Вера Сергеевна наконец-то решилась подойти к ступенькам продмага.

– Простите, а молоко и сыр по карточкам дают?

На ступеньках стояла простая бабка в платке и с узелком. Она неприветливо посмотрела на интеллигентную даму в зимней соболей шапке и боа. Цепким взглядом оценила кольца на руках, поджала губы.

– Гражданочка, за молоком и сыром вам в деревню нужно. Там они есть! (кивнула на руки) Вы вот снимите кольца с себя, что получше, ну чтобы поменять на еду.

Сзади к ней подбегает крепкий парень. Он в кепке и бушлате. Толкает ее плечом.

– А у вас иждивенцев много? Я слышал, педагогам больше хлеба положено.

– Я не педагог. Увы! У меня дочь заболела.

Парень, ухмыляясь, заходит внутрь магазина. И Вера Сергеевна будто что-то почувствовала, слишком быстро зашел молодой человек, толкнув ее плечом. Она кидает взгляд на свою сумку, и, о боже, замок открыт, ридикюль нараспашку, продовольственных карточек нет: недельных, с пайком для нее, Муси, Зои, Гули и бабушки. Вера Сергеевна залезает в карманы своего пальто, выворачивает их наизнанку: пусто. Ей захотелось заплакать, она делает шаг к магазину, но вышедшая на крыльцо продавщица закрывает дверь продмага перед самым ее носом.

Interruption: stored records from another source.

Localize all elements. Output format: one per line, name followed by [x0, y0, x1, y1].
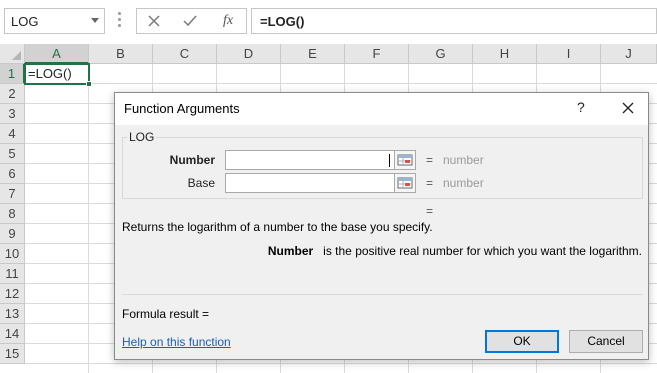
arg-result-base: number	[443, 176, 484, 190]
enter-formula-button[interactable]	[179, 12, 201, 30]
arg-row-base: Base = number	[115, 173, 648, 195]
collapse-range-icon	[397, 154, 413, 166]
function-name-label: LOG	[127, 130, 157, 144]
row-header-15[interactable]: 15	[0, 344, 25, 364]
column-header-a[interactable]: A	[25, 44, 89, 64]
arg-row-number: Number = number	[115, 150, 648, 172]
row-header-1[interactable]: 1	[0, 64, 25, 84]
arg-label-number: Number	[169, 153, 215, 167]
insert-function-button[interactable]: fx	[217, 12, 239, 30]
column-header-j[interactable]: J	[601, 44, 657, 64]
row-header-8[interactable]: 8	[0, 204, 25, 224]
cancel-button[interactable]: Cancel	[569, 330, 643, 353]
active-cell-a1[interactable]: =LOG()	[24, 63, 92, 87]
row-header-13[interactable]: 13	[0, 304, 25, 324]
formula-bar: LOG fx =LOG()	[0, 0, 657, 42]
formula-text: =LOG()	[260, 14, 305, 29]
checkmark-icon	[183, 15, 197, 27]
row-header-6[interactable]: 6	[0, 164, 25, 184]
row-header-3[interactable]: 3	[0, 104, 25, 124]
base-input[interactable]	[225, 173, 395, 193]
help-button[interactable]: ?	[577, 99, 585, 115]
argument-description-text: is the positive real number for which yo…	[323, 244, 642, 258]
select-all-corner[interactable]	[0, 44, 25, 64]
formula-buttons: fx	[136, 8, 247, 34]
close-icon	[622, 102, 634, 114]
close-x-icon	[148, 15, 160, 27]
number-input[interactable]	[225, 150, 395, 170]
column-header-g[interactable]: G	[409, 44, 473, 64]
column-header-h[interactable]: H	[473, 44, 537, 64]
cancel-formula-button[interactable]	[143, 12, 165, 30]
row-header-14[interactable]: 14	[0, 324, 25, 344]
function-description: Returns the logarithm of a number to the…	[122, 220, 433, 234]
active-cell-value: =LOG()	[28, 66, 72, 81]
column-header-d[interactable]: D	[217, 44, 281, 64]
dialog-title: Function Arguments	[124, 101, 240, 116]
drag-handle-icon[interactable]	[118, 12, 121, 28]
collapse-range-icon	[397, 177, 413, 189]
dialog-title-bar[interactable]: Function Arguments ?	[115, 93, 648, 125]
chevron-down-icon[interactable]	[91, 18, 99, 23]
row-header-5[interactable]: 5	[0, 144, 25, 164]
row-header-4[interactable]: 4	[0, 124, 25, 144]
number-range-selector-button[interactable]	[394, 150, 416, 170]
name-box-value: LOG	[11, 14, 39, 29]
fx-icon: fx	[222, 13, 234, 28]
close-button[interactable]	[617, 97, 639, 119]
base-range-selector-button[interactable]	[394, 173, 416, 193]
column-header-e[interactable]: E	[281, 44, 345, 64]
column-header-f[interactable]: F	[345, 44, 409, 64]
formula-input[interactable]: =LOG()	[251, 8, 657, 34]
column-header-b[interactable]: B	[89, 44, 153, 64]
ok-button[interactable]: OK	[485, 330, 559, 353]
function-arguments-dialog: Function Arguments ? LOG Number = number…	[114, 92, 649, 360]
row-header-12[interactable]: 12	[0, 284, 25, 304]
function-result-equals: =	[426, 204, 434, 218]
row-header-11[interactable]: 11	[0, 264, 25, 284]
argument-description: Number is the positive real number for wh…	[268, 244, 642, 258]
fill-handle[interactable]	[86, 81, 92, 87]
formula-result: Formula result =	[122, 307, 210, 321]
dialog-divider	[122, 294, 643, 295]
row-header-10[interactable]: 10	[0, 244, 25, 264]
row-header-2[interactable]: 2	[0, 84, 25, 104]
row-header-9[interactable]: 9	[0, 224, 25, 244]
arg-equals-base: =	[426, 176, 434, 190]
arg-equals-number: =	[426, 153, 434, 167]
row-header-7[interactable]: 7	[0, 184, 25, 204]
arg-result-number: number	[443, 153, 484, 167]
arg-label-base: Base	[187, 176, 215, 190]
column-header-i[interactable]: I	[537, 44, 601, 64]
name-box[interactable]: LOG	[4, 8, 105, 34]
text-caret	[389, 154, 390, 167]
argument-description-name: Number	[267, 244, 314, 258]
help-on-function-link[interactable]: Help on this function	[122, 335, 231, 349]
column-header-c[interactable]: C	[153, 44, 217, 64]
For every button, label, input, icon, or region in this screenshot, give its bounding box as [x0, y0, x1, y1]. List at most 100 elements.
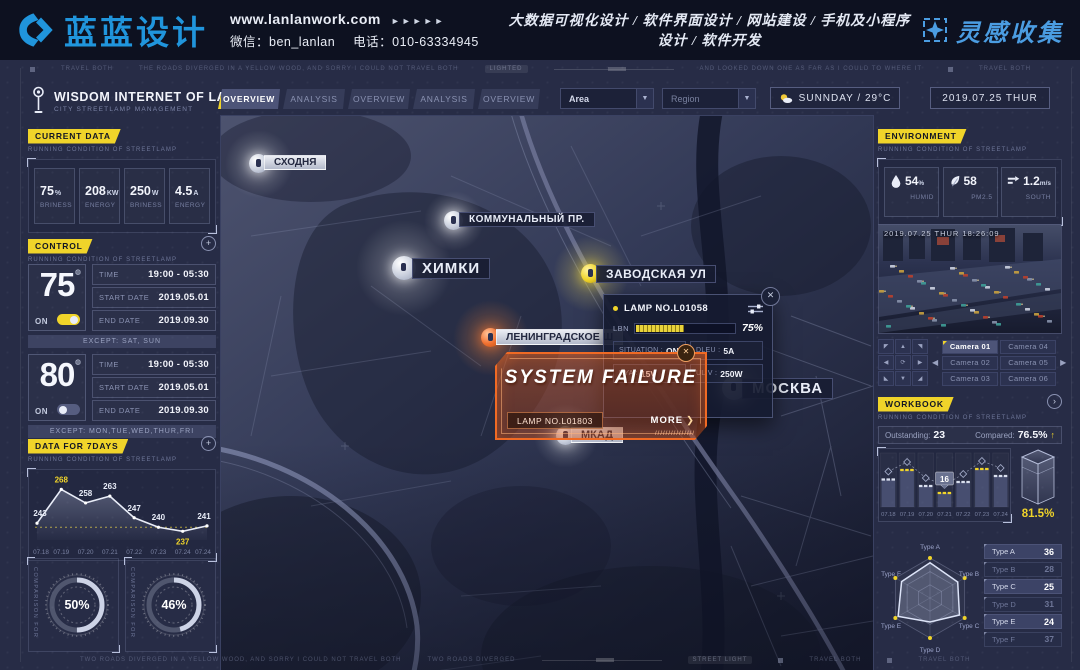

Через час Вера Сергеевна уже у постели Зои, разговаривает с доктором:

– Питание, питание и еще раз питание. Жиры. У нее очень глубокий бронхит. Возможен даже туберкулез.

– А какие жиры?

– Масло, творог, молочные продукты. Из жиров: сало, на худой конец красная икра.

Доктор смотрит сочувственно на бледную Зою, разворачивается, выходит из комнаты, где она лежит на кровати почти в забытьи. Вера Сергеевна провожает доктора до двери дачного домика и, закрыв дверь, тут же начинает сборы.

Перебрав весь свой гардероб, она находит две старые и ненужные шубы, платья, часть посуды. В общем все, что можно обменять на продукты в ближайшей деревне. В тот самый момент, когда Вера Сергеевна укладывает в чемодан драповое пальто Растопчина, на кухню входит Муся:

– Мама, это же папино!

– Больше ни слова, иначе я рассержусь, надо брать именно папину одежду для обмена на продукты в деревню.

Возникает неловкая пауза.

На кухню входят Гуля и Елизавета Васильевна, у бабушки в руках ее собственная шуба. Она молча укладывает ее в общий чемодан:

– Верочка, ну куда же ты одна?

– Вы не волнуйтесь, я как только все обменяю, сразу обратно. Так все делают!

Елизавета обнимает мать:

– Мама, мамочка…

– Как ты?

– Мамочка, не волнуйся, я в деревню на обмен.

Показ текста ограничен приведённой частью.